When an application for a search warrant is fundamentally deficient in establishing probable cause, as is true here, the exclusionary rule fulfills its recognized deterrent purpose. The rule then " serves to deter" police conduct that is either intentional or results from " recurring or systemic negligence" and compromises Fourth Amendment rights. Herring, 555 U.S. at 144, 129 S.Ct. 695. In such a case, a reasonably trained law enforcement officer would recognize the abject failure of the affidavit to factually support the requested search warrant. And an officer obtaining and executing that warrant necessarily would be either ill-trained or acting in disregard of his or her training. The deterrent effect of the exclusionary rule, therefore, ought to yield beneficial results. The law enforcement agency presumably would take steps to better train its officers in basic search and seizure requirements, correcting systemic shortcomings. Or, if that training were already sufficient, the officer's supervisors would reemphasize that he or she needs to adhere to what has been taught, heading off any similar failure with future affidavits and warrants.
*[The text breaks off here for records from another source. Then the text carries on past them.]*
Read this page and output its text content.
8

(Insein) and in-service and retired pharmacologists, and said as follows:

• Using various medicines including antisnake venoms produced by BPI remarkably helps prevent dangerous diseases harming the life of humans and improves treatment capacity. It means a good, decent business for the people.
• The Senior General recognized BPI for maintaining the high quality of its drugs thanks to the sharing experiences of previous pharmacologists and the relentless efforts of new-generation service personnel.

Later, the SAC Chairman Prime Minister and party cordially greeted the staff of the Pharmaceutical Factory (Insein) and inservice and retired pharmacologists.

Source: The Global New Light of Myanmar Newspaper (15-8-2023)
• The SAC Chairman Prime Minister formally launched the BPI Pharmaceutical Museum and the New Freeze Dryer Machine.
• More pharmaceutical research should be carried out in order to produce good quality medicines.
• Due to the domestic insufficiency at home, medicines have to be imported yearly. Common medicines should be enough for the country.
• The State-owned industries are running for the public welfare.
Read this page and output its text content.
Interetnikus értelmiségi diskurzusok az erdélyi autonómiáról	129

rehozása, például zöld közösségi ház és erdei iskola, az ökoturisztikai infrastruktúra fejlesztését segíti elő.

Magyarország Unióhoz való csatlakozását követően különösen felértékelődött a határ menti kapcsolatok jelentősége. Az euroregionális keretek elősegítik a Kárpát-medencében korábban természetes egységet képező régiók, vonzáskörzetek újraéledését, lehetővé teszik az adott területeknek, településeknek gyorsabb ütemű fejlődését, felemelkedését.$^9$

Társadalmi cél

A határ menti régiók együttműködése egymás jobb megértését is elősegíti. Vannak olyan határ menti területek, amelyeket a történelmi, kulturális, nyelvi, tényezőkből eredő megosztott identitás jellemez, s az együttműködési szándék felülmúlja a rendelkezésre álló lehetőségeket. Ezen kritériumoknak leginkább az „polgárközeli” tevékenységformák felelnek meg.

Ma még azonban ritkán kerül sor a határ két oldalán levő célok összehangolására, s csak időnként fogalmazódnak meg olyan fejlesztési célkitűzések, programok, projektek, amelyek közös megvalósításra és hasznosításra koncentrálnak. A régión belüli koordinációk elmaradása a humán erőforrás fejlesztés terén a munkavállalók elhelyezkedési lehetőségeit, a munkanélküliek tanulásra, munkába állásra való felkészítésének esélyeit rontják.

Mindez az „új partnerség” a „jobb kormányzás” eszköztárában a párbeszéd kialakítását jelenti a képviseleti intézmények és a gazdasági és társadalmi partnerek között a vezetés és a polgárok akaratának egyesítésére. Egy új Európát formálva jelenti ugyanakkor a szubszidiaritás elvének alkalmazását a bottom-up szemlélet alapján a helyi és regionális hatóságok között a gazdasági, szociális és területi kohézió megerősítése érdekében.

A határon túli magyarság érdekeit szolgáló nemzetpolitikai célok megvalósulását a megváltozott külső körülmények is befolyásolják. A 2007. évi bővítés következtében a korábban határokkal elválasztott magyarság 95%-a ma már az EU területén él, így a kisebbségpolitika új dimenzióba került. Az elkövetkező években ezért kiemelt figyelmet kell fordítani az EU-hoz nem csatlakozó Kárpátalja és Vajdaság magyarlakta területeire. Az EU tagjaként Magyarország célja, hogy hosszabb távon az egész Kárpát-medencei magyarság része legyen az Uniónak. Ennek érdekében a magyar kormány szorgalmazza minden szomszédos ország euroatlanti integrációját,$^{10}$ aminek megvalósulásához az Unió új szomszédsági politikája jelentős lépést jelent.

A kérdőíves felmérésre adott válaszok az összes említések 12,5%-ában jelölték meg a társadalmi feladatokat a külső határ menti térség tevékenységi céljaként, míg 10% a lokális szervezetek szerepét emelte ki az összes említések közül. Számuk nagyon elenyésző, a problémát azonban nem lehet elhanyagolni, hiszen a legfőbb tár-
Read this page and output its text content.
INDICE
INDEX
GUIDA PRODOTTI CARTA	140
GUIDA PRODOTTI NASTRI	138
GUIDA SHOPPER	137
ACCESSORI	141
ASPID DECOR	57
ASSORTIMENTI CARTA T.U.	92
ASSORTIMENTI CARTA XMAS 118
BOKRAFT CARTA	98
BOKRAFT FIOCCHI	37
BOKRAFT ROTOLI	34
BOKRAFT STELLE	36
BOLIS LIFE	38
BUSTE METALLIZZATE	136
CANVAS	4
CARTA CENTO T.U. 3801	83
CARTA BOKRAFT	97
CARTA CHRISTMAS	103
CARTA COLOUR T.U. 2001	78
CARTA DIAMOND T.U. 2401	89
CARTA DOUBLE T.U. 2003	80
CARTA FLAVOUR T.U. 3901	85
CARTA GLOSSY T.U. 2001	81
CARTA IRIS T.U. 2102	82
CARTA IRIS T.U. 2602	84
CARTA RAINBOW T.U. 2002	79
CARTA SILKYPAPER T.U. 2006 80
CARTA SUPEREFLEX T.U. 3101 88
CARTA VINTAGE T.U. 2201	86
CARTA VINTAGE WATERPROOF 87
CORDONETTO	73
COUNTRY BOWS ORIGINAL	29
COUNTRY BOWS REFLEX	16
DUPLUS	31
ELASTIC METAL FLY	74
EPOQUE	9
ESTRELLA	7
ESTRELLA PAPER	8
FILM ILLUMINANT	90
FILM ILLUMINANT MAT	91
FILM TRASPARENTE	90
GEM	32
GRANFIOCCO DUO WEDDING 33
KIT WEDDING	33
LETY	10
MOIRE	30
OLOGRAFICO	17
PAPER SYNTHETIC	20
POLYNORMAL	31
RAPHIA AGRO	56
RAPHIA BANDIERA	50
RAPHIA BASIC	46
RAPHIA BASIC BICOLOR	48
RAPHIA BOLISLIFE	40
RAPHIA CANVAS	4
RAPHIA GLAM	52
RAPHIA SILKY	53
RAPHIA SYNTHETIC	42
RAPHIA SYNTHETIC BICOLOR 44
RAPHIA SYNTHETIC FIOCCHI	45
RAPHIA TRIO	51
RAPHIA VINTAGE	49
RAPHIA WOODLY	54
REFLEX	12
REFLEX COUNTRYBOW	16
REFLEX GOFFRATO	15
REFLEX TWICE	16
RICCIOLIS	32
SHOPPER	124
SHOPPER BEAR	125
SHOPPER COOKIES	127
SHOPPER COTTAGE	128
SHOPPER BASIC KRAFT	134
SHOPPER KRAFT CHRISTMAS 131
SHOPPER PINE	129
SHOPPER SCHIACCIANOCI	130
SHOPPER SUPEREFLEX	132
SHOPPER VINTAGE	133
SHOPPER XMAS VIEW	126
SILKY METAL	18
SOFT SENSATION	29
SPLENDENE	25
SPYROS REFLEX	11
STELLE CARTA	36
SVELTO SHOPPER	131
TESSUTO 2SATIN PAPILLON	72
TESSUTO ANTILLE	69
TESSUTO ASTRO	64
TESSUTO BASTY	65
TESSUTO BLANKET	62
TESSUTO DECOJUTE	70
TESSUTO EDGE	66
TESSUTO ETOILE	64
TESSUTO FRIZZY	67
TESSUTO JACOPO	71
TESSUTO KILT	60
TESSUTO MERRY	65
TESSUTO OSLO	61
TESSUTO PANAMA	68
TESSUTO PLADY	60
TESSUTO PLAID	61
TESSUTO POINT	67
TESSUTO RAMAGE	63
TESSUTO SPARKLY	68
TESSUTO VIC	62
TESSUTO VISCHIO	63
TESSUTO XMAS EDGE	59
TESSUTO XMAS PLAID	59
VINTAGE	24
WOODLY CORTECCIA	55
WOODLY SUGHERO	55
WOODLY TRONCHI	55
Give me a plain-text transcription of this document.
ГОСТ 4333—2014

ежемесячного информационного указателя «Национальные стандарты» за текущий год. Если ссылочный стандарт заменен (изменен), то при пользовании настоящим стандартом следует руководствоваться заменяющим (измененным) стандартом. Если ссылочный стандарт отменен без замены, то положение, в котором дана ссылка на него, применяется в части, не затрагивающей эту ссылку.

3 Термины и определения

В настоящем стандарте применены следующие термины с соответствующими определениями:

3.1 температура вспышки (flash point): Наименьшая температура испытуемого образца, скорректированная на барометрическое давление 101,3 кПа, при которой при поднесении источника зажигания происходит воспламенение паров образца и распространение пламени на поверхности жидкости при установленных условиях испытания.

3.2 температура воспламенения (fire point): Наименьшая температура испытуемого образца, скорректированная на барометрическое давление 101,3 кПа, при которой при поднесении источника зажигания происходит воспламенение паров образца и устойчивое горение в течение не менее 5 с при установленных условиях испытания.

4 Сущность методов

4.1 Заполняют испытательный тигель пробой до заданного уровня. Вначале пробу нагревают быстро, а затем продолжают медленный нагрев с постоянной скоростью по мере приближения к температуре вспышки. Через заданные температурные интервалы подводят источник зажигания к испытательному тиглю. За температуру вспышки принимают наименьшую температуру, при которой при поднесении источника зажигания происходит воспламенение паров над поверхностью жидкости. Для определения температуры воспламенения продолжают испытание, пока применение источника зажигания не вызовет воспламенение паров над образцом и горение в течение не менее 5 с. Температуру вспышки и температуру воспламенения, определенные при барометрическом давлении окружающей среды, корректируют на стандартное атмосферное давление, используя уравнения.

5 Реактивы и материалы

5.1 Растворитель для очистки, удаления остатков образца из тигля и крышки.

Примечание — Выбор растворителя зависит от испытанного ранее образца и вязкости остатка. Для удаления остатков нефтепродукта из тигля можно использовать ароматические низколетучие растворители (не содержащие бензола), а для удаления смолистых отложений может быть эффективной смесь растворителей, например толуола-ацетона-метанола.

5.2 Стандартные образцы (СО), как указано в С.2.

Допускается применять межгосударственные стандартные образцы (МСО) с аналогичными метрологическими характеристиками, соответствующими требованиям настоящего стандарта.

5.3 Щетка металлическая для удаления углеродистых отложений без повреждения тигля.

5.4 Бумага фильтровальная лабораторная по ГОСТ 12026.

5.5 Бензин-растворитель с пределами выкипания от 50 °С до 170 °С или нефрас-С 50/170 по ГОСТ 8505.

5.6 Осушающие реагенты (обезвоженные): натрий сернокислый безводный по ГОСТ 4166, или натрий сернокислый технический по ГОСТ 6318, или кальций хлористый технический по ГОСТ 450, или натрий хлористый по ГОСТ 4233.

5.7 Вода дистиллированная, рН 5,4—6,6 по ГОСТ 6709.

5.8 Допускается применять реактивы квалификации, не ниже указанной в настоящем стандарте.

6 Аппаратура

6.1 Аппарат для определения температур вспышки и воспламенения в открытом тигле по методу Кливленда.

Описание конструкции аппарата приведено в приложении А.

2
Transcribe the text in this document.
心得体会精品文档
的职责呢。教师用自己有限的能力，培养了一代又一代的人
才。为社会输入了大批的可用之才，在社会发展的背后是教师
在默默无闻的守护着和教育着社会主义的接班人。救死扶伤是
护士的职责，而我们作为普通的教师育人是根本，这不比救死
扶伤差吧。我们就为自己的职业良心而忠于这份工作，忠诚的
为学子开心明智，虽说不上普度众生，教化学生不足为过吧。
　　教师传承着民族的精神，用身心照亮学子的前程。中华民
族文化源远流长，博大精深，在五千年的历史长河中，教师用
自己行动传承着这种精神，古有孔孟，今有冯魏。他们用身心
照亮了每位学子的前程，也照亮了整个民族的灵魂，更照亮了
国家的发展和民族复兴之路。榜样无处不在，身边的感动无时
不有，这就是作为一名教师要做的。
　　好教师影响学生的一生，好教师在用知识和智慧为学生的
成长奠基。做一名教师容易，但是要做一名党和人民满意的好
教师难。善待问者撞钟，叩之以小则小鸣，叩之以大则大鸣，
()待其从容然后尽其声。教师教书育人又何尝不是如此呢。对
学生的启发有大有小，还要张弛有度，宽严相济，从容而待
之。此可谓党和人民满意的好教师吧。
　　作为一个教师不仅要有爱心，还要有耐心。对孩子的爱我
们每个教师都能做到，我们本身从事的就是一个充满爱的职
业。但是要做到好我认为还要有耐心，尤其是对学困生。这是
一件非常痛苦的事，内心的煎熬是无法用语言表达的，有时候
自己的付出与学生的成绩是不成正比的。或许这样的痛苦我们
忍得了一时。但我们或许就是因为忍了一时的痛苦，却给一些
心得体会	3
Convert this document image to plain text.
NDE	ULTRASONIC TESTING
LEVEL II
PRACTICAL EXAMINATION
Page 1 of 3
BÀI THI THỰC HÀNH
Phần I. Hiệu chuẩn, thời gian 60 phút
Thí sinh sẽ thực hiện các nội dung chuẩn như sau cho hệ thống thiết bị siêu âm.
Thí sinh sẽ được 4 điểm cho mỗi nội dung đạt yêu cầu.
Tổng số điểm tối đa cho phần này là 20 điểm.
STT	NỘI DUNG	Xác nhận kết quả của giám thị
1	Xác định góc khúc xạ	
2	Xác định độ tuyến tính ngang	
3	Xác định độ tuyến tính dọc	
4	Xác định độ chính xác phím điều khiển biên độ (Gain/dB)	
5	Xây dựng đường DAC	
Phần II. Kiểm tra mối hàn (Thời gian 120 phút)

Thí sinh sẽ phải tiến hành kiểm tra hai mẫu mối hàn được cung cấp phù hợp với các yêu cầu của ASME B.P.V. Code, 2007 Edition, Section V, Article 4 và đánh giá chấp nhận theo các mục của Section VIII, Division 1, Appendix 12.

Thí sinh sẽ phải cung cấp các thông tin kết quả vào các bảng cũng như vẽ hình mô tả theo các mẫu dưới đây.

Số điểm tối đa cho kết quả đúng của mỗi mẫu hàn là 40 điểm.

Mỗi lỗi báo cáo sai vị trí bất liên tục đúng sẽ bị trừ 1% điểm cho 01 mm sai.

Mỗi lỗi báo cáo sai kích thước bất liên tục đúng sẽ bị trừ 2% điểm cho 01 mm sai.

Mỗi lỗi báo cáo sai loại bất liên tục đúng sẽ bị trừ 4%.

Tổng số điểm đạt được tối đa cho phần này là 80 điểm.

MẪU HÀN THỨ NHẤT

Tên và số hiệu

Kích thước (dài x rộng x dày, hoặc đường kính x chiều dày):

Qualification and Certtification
The Fourth Amendment protects against unreasonable government searches, particularly of a citizen's home. When a judge signs a search warrant unsupported by facts indicating contraband or evidence may be found in that citizen's home, the resulting search is constitutionally unreasonable. A well-trained law enforcement officer necessarily must recognize that a warrant issued without factual support violates the Fourth Amendment, and the State, therefore, may not rely on the good-faith exception to the exclusionary rule to use any materials seized as evidence in the criminal prosecution of that citizen. This is such a case.
We reverse the district court's determination that the good-faith exception applies. On remand, the district court should vacate Althaus' convictions, grant his motion to suppress anything law enforcement officers seized from his house, and otherwise proceed in conformity with this opinion.